Custom RNN training/batching correctly?

wiltors42 · January 21, 2019, 12:34am

Hi everyone, somewhat new to deep learning.

I’ve been trying to implement a custom LSTM/GRU network in PyTorch by following some examples (Karpathy’s blog post/colah’s blog post) I’ve been trying to do text sequence generation. I first tried using batch side 1 with some success but now I’m trying to implement batching and I’m not sure if I’m splitting my output vector correctly. PyTorch default RNN has batching by default forward pass wants 3D tensors. My custom GRU class accepts input as 3D tensor [batches, characters, vectors] where characters are input context and vectors are the encoded characters. Since I’m getting many batches as output how can I know that I’m slicing them correctly when I sample them for text? I’ve tried many different sampling techniques - Numpy random.choice(), pytorch multinomial() + temperature, and argmax().
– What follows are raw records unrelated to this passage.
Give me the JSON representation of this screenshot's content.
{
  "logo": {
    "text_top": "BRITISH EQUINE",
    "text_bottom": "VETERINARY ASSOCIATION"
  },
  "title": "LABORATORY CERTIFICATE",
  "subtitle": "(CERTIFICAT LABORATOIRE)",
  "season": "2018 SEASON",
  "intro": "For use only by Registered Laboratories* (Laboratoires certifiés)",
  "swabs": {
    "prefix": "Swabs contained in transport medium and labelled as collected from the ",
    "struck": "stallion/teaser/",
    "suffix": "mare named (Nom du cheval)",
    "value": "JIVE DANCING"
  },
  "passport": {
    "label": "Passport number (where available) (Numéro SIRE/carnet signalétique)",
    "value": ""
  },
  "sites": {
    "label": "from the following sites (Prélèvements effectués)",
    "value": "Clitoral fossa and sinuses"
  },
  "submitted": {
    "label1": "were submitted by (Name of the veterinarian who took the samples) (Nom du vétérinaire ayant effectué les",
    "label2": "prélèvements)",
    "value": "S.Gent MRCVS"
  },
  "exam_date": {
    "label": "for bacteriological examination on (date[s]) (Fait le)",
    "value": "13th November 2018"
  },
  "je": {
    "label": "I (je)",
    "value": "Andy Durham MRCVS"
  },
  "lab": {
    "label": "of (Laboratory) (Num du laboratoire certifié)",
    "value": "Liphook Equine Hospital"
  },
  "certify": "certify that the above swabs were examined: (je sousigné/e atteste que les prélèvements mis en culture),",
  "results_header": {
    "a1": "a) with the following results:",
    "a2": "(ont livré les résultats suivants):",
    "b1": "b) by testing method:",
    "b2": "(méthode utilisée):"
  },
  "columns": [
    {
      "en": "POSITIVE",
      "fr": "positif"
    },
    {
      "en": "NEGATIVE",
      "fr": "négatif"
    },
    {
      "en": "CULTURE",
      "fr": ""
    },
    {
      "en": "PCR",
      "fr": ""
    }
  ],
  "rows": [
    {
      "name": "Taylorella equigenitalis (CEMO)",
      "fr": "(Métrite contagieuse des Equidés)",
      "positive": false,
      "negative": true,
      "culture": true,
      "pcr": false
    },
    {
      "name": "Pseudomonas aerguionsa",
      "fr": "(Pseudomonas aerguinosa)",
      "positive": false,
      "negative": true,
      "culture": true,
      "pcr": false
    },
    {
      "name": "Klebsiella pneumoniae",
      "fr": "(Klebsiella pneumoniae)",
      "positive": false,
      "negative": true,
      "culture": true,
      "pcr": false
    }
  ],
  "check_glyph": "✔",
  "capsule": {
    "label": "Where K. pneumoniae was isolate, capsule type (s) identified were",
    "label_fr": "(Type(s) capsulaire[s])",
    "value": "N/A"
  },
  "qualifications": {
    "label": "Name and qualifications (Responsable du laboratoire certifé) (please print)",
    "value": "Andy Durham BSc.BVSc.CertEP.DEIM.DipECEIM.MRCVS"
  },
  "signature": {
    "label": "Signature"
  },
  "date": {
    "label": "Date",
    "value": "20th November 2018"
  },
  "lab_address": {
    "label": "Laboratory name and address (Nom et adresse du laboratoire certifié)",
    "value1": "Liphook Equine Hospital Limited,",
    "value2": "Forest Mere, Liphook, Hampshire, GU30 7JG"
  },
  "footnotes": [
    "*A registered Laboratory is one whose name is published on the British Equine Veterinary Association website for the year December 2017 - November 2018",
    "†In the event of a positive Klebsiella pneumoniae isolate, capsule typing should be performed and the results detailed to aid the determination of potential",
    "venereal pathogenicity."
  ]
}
Code here https://pastebin.com/ZmxSEm9c

wiltors42 · January 24, 2019, 3:19am

Update:
My issue was with text embedding. After some more searching I found this post` which describes a similar problem. I decided not to use the embedding feature of PyTorch but instead put each character into a list and one-hot encoded them. To fix the problem I had to sort the characters in order so that each character is nearest to its next closest value.